ACCORDING TO AUTOMOTIVE body the Federal Chamber of Automotive Industries, the glaring omission from the franchising code discussion paper released this week is the consumer.
The Minister for Employment, Workforce, Skills, Small and Family Business, the Hon. Stuart Robert, today released a discussion paper that considers further reforms to the Franchising Code of Conduct introduced on 1 July this year.
FCAI Chief Executive Tony Weber said by failing to consider the consumer, the discussion paper appears to put the interests of one component of the supply chain over Australian families.
“The ink is not yet dry on far-reaching industry regulations introduced last month. Their impact needs to be seen before more regulations are contemplated,” Mr Weber said.
“The Government describes its franchising reforms as having already delivered ‘big wins’ to dealers, but where there’s a winner there’s also a loser – and in this case it’s the Australian consumer.”

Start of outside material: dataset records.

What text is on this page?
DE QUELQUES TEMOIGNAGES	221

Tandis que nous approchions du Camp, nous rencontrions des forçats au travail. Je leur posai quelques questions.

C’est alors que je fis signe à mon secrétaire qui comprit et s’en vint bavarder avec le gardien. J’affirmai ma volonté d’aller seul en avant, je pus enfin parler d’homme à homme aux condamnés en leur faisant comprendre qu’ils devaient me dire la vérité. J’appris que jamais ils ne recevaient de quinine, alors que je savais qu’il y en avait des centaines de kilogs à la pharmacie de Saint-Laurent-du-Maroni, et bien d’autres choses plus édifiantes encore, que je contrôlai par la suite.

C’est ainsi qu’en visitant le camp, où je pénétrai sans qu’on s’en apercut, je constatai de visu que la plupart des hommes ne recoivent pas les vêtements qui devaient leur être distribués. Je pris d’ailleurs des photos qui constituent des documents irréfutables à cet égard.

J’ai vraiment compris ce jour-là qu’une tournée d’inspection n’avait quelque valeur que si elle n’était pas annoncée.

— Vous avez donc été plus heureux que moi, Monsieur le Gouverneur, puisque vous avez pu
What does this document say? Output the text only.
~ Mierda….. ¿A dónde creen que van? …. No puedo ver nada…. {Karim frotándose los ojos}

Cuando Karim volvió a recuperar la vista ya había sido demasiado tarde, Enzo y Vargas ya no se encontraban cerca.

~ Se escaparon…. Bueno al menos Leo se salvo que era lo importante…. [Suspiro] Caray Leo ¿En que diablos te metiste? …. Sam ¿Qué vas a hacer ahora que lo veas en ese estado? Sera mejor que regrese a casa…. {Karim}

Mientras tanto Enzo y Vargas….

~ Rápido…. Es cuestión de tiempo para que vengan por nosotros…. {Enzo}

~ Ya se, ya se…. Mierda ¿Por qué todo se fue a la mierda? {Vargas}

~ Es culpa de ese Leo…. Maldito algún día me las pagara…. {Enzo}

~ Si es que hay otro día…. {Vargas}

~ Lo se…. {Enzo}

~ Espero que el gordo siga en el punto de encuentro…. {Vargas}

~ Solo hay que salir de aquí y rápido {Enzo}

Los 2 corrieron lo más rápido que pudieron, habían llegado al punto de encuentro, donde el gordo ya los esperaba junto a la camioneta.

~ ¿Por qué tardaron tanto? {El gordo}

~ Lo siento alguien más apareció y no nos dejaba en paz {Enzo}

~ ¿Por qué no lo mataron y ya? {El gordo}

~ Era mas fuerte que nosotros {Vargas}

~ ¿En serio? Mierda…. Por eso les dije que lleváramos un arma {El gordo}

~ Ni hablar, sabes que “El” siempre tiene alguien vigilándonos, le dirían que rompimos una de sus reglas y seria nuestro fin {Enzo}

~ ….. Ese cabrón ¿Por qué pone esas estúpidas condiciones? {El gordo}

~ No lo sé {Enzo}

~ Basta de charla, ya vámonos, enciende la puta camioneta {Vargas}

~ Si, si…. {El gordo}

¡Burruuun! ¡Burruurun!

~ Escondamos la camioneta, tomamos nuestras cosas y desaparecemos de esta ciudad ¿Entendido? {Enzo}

“Automotive franchising is a consumer issue, not an industry protection issue. It should focus on providing consumer choice, not dealer protection at the expense of all others. Regulation should encourage innovation and flexibility for business, not leave it anchored in the last century.”
Mr Weber said Australia already has extensive competition and franchising regulations and any further regulation would stifle the industry’s capacity to innovate to meet the changing needs of the Australian consumer.
“Over-regulation will not protect the industry but what will is a choice of sales models, better service and competitive pricing.
“The FCAI looks forward to working with industry stakeholders and the Federal Government on this important issue,” Mr Weber said.